つまり およそ 初回5.2秒、2回目なら2.2秒 という感じ。

料金

この Lambda の場合、メモリサイズを 10240MB(最大) に設定しています。これが 1 秒動くと約 0.020 円(1 ドル 150 円換算)かかります。
※ 東京リージョン、Arm、10240MB の 1 ミリ秒あたりの料金: 0.0000001333USD (2024 年 8 月現在)
※ リクエスト料金は相当低いので無視します。

AWS Lambda は メモリサイズを上げると処理速度が上がるらしいです(ついでに料金も上がります)。
メモリサイズを落とすと、顕著に処理速度が遅くなります。
あまり細かく計測はしていませんが、同じくらいの価格になるような感じがあるので、処理速度が速くなる 10240MB に設定しています(が好みで変えてください)。

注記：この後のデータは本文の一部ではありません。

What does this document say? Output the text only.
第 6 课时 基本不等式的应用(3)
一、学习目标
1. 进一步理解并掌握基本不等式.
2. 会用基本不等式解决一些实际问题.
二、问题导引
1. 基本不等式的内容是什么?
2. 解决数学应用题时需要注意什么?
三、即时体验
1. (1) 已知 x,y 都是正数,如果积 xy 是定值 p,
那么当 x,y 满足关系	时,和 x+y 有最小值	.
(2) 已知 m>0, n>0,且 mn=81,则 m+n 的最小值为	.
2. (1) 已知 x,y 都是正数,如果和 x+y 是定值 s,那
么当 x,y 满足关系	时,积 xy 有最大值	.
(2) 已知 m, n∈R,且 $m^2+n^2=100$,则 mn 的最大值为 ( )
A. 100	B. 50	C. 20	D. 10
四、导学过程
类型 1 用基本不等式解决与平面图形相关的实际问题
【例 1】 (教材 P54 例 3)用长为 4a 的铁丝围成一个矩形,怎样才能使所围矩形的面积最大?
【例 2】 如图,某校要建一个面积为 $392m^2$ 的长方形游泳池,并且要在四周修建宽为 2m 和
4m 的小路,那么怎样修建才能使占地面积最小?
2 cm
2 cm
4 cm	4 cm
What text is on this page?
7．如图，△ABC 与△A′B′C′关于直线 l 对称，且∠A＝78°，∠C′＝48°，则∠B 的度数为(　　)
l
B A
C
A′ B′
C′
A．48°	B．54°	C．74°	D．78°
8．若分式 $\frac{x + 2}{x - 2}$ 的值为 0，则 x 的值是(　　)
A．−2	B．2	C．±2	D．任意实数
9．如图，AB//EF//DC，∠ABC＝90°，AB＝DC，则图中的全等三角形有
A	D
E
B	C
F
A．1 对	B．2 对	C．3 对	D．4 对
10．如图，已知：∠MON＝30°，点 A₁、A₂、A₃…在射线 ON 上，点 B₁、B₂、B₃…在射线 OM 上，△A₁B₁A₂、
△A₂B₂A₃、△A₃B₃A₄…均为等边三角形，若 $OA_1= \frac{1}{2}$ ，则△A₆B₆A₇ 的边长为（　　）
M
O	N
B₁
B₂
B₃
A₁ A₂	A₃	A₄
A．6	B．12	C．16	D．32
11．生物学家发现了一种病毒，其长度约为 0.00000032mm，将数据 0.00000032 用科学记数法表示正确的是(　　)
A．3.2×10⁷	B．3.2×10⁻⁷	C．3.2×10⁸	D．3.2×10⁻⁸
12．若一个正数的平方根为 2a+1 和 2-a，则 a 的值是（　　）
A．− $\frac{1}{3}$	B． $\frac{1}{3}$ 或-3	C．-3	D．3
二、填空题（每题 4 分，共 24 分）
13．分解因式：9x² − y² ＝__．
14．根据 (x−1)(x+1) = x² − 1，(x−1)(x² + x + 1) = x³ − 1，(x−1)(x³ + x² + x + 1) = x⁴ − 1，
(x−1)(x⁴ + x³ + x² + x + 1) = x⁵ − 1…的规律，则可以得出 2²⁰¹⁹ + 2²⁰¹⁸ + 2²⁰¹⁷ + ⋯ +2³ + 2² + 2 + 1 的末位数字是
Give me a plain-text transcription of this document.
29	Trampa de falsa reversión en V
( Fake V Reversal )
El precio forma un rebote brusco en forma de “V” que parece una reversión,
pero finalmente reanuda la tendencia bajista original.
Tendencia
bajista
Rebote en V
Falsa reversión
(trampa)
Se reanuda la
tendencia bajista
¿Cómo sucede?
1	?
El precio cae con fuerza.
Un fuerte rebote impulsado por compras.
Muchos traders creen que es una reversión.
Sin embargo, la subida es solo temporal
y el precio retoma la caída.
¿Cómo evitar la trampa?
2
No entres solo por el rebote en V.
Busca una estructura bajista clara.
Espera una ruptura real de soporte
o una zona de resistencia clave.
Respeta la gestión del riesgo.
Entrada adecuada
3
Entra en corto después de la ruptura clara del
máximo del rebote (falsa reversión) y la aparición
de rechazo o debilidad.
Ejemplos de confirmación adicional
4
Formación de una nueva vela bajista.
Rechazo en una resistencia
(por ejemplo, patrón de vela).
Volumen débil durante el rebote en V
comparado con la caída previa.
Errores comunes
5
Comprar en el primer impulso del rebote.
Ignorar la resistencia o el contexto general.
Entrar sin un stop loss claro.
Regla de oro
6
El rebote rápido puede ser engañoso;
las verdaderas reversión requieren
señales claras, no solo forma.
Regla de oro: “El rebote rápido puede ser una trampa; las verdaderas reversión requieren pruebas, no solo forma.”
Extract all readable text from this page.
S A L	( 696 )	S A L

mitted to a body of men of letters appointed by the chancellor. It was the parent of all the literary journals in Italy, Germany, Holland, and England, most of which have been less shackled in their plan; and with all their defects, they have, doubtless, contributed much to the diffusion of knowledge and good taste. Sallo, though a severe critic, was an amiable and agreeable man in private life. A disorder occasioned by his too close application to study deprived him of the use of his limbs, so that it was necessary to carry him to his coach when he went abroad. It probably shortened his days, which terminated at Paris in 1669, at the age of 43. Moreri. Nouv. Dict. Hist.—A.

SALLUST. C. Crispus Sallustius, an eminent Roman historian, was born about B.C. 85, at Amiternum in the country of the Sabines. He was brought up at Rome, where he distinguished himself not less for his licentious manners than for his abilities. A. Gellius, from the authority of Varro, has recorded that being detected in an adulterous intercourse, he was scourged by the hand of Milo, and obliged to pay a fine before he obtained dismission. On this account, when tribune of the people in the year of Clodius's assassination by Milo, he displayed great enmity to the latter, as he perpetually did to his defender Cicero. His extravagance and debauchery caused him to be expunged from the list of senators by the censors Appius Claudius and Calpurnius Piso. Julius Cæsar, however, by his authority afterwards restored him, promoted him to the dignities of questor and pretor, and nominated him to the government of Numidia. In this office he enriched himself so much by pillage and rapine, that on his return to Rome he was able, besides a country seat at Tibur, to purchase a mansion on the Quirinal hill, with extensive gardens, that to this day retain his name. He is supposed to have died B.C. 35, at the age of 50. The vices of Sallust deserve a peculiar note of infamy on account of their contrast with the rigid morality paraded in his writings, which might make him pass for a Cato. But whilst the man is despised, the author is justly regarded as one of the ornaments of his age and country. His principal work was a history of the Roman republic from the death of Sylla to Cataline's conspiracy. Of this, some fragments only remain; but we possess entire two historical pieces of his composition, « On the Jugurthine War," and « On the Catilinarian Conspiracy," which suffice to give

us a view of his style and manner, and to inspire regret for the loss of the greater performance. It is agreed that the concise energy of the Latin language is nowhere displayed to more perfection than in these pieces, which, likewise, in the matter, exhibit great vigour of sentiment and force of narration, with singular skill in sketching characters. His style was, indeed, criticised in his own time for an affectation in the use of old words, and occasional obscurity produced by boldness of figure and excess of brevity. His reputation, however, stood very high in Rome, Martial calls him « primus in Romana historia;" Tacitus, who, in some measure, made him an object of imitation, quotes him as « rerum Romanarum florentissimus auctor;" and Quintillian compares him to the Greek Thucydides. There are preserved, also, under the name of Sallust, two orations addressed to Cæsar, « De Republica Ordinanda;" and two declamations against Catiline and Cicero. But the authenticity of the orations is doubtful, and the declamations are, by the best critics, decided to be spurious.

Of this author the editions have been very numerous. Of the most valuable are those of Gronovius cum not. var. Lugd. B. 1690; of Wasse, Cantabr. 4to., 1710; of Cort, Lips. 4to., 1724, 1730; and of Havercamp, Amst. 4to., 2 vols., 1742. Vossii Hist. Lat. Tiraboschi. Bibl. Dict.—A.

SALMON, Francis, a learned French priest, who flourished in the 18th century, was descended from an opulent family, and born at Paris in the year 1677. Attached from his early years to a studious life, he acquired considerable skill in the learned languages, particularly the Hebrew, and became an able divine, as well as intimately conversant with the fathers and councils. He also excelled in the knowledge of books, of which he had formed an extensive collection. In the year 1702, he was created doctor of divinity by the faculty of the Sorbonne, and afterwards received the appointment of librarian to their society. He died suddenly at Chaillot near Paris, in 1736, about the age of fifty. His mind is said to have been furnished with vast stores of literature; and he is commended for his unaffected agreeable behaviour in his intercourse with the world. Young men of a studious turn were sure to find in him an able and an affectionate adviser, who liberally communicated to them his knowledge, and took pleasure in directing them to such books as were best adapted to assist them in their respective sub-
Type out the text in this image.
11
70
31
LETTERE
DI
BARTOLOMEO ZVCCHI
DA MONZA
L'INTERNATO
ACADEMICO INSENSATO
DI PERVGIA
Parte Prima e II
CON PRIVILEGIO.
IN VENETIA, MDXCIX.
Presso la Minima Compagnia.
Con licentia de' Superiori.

実際のメモリ消費量は 1 モデルだと 300MB ~ 600MB くらいです。

その他

中身の構成

  • Rust で vvcore というライブラリを経由して VOICEVOX(Core) を呼び出しています
  • Docker コンテナ内に VOICEVOX(Core) の 共有ライブラリや モデルデータ等を入れて、それを Lambda で動かしています
  • VOICEVOX CORE は 0.15.4 を使っています。0.14系だと「初期化にとても時間がかかる(load_all_models=false にしても全ModelをLoadしている?)」

メモリサイズとスレッド数

VVCore の方で Lambda の CPU 数を動的に取得できないようなので(まあそうか)、固定値で thread 数を設定しています。
10240MB では vCPU が 6 らしいので、6 スレッドにしています。
(よく見るとこの話では 8896MB から 6 スレッドらしいので、8896MB にしてもいいかもしれないな...)

さいごに

新しいおもちゃができて楽しいです。開発者の方々、ありがとうございます。
結局 1 リクエストで 0.05 ~ 0.1 円くらいかかるので、まあちょっとした用途に使う感じかなと思います。

英語などの読み上げは得意ではないので、gpt-4o-mini とかで 平仮名に変換してから読み上げるオプションを追加するとか、そういうのも面白いかもしれませんね。